With the Devils’ top defenceman, P.K. Subban, penalized for holding at 9:59 of the final period, Vancouver’s power play was outshot, 2-1, by New Jersey penalty killers.

Vancouver’s power-play shooting was epitomized by Elias Pettersson. Last season’s Calder winner and the Canucks’ best player launched 12 shots during the game. Devils goalie Mackenzie Blackwood was forced to make only two saves.

Pettersson had four shots blocked and missed the net six times, mostly on the power play. It looked like the 20-year-old was trying to be too fine, attempting to make a perfect shot instead of one that forces a save and a rebound.

“I haven’t been shooting that much lately,” Pettersson said. “I’ve got to hit the net, got to score goals. I got a lot of chances today.”

Is the power play a concern?

“It is,” Pettersson said. “We’ve got to work together, got to find a way to be successful. Because, say today, we have an alright game. We could have won the game on power play today. If we score one early on power play, it’s a different game. Something we need to work on, look on video, and try to score in the next one.”

The Canucks visit the New York Rangers for another matinee game on Sunday, when Markstrom is expected to start for the first time since taking a personal leave for family reasons one week ago.

It’s understandable why Pettersson may be trying to be too precise: he and sniper linemate Brock Boeser have combined for just three goals this season, none of which came on the power play.

For all the social media debate about coach Travis Green’s point preference for Alex Edler over Quinn Hughes, who was shifted to the top unit in the second period Saturday and used his skating to create new shooting and passing angles, it’s up to Pettersson and Boeser to score goals.
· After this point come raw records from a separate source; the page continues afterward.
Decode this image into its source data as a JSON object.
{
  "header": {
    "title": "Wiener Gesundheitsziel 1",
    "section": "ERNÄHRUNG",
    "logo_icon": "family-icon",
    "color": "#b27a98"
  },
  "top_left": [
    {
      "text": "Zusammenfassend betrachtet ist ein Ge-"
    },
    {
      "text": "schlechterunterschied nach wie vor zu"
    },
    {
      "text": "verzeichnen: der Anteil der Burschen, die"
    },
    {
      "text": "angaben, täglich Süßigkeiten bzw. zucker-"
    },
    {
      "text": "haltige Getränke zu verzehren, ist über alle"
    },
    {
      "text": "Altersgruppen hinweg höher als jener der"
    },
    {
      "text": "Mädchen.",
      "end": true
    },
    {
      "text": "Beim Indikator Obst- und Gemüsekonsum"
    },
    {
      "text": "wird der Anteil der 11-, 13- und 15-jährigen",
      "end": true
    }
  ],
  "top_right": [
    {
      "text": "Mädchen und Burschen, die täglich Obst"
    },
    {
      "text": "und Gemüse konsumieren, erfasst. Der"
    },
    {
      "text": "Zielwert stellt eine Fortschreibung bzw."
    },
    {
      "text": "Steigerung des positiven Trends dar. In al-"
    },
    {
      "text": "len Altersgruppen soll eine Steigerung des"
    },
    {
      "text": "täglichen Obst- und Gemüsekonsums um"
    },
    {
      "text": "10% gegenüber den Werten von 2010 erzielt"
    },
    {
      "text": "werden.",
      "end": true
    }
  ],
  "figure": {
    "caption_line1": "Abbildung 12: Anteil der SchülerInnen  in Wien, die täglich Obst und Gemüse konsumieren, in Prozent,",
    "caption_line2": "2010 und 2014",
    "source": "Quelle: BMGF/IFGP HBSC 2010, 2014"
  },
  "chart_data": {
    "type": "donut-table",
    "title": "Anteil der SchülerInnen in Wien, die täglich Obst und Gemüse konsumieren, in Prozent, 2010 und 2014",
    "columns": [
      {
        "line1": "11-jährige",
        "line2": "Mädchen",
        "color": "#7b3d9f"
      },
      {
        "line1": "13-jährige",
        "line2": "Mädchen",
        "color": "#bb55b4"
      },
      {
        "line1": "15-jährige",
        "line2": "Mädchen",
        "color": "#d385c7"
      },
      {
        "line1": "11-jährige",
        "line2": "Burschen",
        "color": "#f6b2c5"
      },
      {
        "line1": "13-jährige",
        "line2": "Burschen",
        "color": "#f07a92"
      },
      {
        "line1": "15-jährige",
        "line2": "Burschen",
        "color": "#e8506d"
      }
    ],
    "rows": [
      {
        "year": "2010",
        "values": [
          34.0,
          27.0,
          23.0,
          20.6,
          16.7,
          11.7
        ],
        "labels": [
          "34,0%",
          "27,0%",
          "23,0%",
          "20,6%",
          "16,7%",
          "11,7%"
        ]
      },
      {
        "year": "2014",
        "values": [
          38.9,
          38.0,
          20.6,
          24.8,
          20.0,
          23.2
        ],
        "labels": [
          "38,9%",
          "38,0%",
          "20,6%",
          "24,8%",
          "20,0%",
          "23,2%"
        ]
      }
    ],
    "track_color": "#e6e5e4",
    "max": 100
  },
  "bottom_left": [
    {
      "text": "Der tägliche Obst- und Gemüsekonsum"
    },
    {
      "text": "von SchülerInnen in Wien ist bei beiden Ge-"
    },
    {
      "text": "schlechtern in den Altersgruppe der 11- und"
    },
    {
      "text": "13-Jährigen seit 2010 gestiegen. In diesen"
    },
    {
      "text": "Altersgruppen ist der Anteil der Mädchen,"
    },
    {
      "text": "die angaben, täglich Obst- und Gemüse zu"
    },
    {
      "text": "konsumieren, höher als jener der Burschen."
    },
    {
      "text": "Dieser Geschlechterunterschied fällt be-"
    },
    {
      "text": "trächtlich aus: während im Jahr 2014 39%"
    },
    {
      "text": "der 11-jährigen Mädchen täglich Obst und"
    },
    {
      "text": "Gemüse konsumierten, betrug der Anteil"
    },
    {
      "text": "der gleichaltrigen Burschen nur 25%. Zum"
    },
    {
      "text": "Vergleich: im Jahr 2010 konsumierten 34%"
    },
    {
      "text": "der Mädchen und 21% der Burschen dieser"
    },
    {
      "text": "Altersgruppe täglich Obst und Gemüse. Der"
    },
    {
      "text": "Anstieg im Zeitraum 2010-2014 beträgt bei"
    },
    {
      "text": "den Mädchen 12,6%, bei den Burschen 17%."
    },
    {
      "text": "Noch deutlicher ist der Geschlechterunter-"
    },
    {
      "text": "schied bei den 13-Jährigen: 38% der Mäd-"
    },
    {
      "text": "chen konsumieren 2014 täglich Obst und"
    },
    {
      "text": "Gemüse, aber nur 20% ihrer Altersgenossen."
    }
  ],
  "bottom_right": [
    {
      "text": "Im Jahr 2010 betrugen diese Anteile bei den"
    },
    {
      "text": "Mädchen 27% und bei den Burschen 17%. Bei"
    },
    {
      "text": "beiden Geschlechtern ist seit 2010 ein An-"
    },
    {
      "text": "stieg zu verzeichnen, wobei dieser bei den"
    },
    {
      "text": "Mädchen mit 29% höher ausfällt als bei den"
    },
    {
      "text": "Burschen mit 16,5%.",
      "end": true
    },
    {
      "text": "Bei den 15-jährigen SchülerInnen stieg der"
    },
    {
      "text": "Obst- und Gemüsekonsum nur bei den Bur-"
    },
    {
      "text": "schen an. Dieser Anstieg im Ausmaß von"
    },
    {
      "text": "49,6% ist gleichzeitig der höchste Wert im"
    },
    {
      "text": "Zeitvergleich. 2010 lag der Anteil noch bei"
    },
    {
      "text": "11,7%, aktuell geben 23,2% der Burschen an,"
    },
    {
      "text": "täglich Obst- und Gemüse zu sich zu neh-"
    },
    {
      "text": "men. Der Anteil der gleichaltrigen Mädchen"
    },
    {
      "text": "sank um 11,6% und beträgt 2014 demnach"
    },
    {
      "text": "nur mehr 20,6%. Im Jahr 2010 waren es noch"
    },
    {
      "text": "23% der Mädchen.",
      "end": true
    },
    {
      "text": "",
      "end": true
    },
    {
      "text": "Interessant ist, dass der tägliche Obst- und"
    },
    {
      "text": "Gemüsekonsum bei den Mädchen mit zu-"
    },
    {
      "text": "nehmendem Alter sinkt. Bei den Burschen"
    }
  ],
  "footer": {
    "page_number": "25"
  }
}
“It’s up to everyone,” Green countered. “It’s not up to one, two (players); it’s up to all five guys. Good power-play units, they run together, cohesive. I thought we were better. I thought we got a little kickstart when (Hughes) went on it. We got some good looks, especially there in the second period.

“Five-on-five, we didn’t give up a whole lot tonight. Pretty good road game (but) we’ve got to find a way to score a couple of goals.”

Getting a third-straight start in the Canucks’ net, Demko stopped 23 of 24 shots to lift his save percentage to .943, fifth among all NHL goalies who have played at least three games. But he couldn’t stop Jack Hughes’ one-timer from Taylor Hall’s excellent cross-ice pass, which came a few seconds after Vancouver penalty-killer Jay Beagle failed on a chance to clear the puck.

“It was on my tape,” Beagle said. “I made a bad read and it ended up costing us. I said that right away, I said: ‘That’s on me. Sorry boys.’ I’ve got to get that one out. That’s kind of where I live right there – making sure I get those clears out. And when I don’t, usually you pay. And we did, and that’s the game.”

Vancouver’s power play could have helped Beagle. It could have helped a lot of things.